Hi Sean,
Yes, t_check() sets T as NULL if no transaction is matched, but the reply_received() function (that calls t_check), if T was set to NULL will go to "not_found" label and set T to T_UNDEFINED.
Do you agree on this? if so, we can start working in adding some more debug logs to see where the problem is.
Regards, Bogdan
Sean O'Donnell wrote:
Hi all,
I’m using openser as a call distributor/proxy between a soft-switch/SBC and voicemail platform. I’m seeing a problem with openser in that it is sometimes cancels an in-progress call (fr_inv_timer firing) because it didn’t match the 200/OK with the call.
After some investigation, I noticed that this was happening after a missing ACK on a previous call caused the voicemail platform to retransmit 200/OK responses beyond the TM wt_timer expiration, which in turn left several openser child processes (those that received a 200 after wt_timer expiration) in a state such that they might not properly match transactions on subsequent calls.
My setup: I have openser 1.2.0 operating on a linux box with two network interfaces, with one interface (call it the outside interface) taking incoming calls from the soft-switch, and the other (inside) connected to the VM platform. I have openser configured to use both interfaces (see config below) and the TM wt_timer set to 5 seconds (default). As this is a voicemail system, all of the call traffic is inbound from the soft-switch. Given the traffic flow, for the most part the openser child processes servicing the inside interface are handling responses (180,183,200) from the VM platform.
Call scenario: When an INVITE arrives from the soft-switch, openser forwards it to the VM platform. The VM platform responds with a 180 and then a 200. I've noticed several instances where the soft-switch did not respond with an ACK. This caused the VM platform to retransmit the 200 several times over a 10 second period. These were absorbed correctly by openser for the duration of wt_timer. After the timer expired, however, each openser child process that received a retransmitted 200 logged something like this: 4(2715) DEBUG: t_reply_matching: hash 45870 label 727647196 branch 0 4(2715) DEBUG: t_reply_matching: no matching transaction exists 4(2715) DEBUG: t_reply_matching: failure to match a transaction 4(2715) DEBUG: t_check: end=(nil)

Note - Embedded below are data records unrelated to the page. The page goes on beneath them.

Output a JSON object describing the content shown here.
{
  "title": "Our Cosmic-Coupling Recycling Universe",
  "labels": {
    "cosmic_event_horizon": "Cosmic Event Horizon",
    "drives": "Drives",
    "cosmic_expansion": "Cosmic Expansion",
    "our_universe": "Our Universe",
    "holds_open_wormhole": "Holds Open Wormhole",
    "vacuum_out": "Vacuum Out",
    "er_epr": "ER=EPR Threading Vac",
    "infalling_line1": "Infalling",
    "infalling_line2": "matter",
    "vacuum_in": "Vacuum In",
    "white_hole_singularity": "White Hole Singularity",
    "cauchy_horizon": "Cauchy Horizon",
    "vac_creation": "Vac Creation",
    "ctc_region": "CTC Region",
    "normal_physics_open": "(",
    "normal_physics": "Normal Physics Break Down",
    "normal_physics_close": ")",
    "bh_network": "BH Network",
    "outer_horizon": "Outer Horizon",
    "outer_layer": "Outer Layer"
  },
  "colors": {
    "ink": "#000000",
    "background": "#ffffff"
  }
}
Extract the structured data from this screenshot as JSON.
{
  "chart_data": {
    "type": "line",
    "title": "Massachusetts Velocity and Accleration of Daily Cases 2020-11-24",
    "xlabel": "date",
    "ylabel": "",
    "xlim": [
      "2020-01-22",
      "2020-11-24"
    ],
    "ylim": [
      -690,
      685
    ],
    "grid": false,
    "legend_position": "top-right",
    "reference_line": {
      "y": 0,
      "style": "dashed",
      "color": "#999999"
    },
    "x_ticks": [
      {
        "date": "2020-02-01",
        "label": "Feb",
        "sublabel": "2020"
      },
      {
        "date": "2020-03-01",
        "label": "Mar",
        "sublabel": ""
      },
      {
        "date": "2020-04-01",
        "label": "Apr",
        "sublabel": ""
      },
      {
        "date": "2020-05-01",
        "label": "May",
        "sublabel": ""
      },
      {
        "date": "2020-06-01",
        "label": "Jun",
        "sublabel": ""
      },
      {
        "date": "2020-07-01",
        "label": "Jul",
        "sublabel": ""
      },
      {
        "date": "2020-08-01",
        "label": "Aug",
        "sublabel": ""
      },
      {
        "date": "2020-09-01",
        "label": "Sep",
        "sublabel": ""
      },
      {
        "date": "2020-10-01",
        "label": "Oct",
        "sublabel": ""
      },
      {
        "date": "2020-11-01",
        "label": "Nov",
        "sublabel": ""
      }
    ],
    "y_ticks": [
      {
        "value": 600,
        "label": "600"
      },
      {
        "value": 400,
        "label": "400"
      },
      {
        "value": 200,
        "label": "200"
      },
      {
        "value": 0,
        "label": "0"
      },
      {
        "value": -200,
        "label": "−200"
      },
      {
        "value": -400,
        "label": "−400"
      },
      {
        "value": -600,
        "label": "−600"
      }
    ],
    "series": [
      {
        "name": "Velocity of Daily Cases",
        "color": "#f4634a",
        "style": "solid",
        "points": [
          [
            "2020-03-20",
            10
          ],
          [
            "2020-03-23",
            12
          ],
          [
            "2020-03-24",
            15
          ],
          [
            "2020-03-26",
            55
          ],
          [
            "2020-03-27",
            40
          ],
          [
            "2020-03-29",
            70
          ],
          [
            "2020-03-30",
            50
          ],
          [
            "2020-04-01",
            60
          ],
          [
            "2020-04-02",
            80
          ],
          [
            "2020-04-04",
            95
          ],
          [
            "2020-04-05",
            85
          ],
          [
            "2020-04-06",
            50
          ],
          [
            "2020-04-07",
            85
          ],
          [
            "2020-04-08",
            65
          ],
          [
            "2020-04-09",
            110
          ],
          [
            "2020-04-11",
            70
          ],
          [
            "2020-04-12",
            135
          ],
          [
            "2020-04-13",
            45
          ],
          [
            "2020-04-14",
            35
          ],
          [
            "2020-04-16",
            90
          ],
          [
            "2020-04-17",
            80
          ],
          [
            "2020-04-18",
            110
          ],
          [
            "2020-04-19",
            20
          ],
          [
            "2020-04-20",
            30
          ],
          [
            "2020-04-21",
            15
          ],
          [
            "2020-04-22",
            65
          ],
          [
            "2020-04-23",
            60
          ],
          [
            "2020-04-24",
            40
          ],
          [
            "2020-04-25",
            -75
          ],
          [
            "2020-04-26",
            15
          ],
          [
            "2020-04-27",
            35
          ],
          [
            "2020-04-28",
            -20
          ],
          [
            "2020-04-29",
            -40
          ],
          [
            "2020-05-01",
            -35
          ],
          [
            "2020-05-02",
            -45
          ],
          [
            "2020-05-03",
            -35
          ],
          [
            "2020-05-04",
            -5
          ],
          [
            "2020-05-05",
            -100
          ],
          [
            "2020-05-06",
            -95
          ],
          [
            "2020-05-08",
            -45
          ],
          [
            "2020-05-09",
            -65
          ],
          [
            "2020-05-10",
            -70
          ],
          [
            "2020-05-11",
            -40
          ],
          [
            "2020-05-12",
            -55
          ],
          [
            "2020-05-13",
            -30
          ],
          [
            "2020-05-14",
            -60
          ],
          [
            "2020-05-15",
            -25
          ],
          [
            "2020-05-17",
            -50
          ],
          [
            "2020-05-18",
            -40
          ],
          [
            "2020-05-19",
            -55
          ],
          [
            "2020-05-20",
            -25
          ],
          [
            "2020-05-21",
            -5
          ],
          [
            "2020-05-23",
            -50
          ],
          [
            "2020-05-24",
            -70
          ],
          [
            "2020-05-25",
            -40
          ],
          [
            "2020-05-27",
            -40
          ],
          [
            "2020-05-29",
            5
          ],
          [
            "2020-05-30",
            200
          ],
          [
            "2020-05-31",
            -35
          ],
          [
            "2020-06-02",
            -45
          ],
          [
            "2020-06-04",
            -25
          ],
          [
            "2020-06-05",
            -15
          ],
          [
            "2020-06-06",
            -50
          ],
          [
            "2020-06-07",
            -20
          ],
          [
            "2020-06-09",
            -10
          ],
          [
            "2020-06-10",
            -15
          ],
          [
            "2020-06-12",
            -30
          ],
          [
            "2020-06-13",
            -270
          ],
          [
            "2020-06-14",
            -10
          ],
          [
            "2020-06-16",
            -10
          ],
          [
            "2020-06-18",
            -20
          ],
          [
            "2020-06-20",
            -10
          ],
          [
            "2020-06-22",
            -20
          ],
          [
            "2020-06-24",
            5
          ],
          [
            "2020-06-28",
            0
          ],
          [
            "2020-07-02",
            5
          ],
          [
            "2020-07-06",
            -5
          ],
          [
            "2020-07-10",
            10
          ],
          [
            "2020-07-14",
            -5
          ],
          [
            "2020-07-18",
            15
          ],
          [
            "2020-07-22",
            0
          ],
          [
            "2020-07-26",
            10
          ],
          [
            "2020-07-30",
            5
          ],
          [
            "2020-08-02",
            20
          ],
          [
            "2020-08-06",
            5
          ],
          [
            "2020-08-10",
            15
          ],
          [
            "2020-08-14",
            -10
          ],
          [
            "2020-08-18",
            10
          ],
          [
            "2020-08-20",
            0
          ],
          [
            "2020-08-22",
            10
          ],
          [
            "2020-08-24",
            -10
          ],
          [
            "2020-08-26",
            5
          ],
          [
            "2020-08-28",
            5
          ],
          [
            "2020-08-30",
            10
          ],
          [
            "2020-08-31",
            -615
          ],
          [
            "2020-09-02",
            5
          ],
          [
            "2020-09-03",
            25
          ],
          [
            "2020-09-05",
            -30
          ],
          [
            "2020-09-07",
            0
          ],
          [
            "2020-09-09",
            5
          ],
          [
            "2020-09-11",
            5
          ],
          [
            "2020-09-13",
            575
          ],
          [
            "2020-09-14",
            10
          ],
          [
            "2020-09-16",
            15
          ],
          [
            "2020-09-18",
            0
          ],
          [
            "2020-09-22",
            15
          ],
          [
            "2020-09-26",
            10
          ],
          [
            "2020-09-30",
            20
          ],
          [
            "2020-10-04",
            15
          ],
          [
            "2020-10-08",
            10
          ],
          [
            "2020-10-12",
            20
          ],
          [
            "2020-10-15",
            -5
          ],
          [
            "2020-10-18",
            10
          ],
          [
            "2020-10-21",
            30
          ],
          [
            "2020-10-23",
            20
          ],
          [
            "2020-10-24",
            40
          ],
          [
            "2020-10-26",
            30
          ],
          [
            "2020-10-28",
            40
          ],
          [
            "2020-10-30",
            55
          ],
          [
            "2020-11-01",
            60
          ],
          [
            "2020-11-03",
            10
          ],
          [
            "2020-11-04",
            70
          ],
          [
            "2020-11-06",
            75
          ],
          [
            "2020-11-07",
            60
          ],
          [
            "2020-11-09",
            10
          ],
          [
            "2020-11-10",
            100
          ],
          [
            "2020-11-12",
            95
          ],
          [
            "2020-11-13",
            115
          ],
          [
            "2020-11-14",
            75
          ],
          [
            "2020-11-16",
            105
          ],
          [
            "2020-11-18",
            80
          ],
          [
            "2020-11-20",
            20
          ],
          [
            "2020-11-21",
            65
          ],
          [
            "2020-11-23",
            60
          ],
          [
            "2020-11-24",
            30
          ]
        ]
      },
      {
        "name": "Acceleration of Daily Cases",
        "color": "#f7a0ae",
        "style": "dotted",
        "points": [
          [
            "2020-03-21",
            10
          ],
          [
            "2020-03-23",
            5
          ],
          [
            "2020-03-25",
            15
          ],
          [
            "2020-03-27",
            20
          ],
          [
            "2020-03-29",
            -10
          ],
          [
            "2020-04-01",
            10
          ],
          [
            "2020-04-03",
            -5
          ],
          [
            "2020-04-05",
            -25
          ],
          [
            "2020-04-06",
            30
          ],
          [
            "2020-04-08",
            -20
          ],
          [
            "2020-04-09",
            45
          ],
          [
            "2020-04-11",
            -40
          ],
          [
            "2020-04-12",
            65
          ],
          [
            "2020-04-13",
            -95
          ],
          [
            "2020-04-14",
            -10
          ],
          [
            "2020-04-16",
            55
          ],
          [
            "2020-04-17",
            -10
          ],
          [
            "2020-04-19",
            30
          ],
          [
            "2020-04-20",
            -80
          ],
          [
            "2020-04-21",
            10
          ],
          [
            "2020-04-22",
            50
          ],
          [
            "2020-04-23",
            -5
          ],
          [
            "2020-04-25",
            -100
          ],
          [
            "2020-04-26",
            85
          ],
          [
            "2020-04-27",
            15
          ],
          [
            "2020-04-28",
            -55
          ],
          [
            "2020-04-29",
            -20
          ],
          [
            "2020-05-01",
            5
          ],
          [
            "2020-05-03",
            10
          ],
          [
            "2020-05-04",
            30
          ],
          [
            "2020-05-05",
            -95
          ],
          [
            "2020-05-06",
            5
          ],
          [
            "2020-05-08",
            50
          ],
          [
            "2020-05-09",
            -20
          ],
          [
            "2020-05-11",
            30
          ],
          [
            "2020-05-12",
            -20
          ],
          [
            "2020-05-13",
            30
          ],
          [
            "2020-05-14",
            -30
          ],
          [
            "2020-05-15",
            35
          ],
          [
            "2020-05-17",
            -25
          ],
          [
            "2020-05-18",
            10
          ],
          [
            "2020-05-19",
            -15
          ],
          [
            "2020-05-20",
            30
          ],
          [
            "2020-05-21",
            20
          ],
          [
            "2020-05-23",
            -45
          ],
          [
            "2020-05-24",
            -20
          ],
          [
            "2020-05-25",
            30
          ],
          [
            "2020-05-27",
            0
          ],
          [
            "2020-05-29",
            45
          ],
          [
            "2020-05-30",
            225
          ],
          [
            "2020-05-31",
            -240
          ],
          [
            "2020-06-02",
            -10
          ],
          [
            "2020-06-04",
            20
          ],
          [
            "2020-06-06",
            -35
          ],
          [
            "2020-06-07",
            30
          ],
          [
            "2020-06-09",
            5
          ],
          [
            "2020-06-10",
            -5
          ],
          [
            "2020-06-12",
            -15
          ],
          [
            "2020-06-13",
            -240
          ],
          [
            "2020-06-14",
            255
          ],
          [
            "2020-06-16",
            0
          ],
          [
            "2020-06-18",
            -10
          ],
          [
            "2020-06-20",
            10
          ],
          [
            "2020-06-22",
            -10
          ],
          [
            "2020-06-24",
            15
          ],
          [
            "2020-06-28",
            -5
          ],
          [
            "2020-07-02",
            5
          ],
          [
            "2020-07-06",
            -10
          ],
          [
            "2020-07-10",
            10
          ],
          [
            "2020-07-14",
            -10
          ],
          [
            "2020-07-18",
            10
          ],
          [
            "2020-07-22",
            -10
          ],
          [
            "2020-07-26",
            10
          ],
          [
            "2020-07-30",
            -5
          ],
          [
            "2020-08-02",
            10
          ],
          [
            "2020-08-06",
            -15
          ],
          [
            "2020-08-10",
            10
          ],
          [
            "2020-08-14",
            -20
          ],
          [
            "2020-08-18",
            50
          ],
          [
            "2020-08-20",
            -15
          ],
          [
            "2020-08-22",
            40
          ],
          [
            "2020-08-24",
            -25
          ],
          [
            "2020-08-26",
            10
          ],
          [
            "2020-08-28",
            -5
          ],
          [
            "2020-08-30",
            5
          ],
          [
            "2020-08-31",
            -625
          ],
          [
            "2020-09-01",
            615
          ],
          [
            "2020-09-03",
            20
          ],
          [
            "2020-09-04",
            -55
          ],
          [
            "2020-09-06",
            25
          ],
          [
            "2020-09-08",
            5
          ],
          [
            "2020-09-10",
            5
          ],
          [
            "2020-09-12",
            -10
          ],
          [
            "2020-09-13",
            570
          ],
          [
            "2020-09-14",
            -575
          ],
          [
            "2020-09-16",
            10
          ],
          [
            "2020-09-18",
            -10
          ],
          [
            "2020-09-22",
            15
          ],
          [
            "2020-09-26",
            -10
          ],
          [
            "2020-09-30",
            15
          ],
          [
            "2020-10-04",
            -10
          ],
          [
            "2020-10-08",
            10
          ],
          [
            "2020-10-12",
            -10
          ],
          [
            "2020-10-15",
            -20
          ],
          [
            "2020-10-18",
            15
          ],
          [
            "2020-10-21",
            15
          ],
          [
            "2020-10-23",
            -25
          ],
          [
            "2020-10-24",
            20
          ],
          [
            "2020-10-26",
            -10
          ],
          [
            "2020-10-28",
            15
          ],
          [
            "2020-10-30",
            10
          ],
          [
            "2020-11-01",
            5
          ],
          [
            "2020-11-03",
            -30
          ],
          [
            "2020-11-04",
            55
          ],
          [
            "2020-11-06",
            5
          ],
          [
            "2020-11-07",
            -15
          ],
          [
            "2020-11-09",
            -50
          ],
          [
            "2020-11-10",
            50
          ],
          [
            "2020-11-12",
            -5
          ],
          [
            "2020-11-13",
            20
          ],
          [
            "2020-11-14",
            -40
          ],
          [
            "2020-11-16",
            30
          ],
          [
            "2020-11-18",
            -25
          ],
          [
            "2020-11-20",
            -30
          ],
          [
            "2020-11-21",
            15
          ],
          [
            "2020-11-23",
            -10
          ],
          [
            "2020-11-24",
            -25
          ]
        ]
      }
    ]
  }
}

When I look at the TM code, the static variable T in t_lookup.c is now NULL for this child process.
On a subsequent inbound call, the INVITE is passed to the VM correctly, and the 180 transaction matches (causing the fr_inv_timer to be armed). If the 200 is read by child proc 2715, I see: 4(2715) DEBUG: t_check: start=(nil) 4(2715) DEBUG: t_check: T previously sought and not found
The 200 is forwarded back to the soft-switch, which responds with an ACK. Both end-points think the call is up, but since openser never matched the 200 with the call, the fr_inv_timer fires and cancels the call. Basically, child proc 2715 won’t match any transaction after this unless it happens to process a request.
I think this problem is made worse by the fact that I’m using two network interfaces, and that the openser children on the inside interface handle (for the most part) only responses. This problem was touched on here: http://lists.openser.org/pipermail/users/2007-November/014188.html but I didn’t see any follow up. Also, I’ve checked openser 1.2.3 and 1.3.1 for fixes, but I don’t think this has been addressed.
I have a work around, I think, by upping the wt_timer to something like 15 seconds, but I was wondering if there is any scenario in which leaving T=NULL is desirable.
Thanks in advance Sean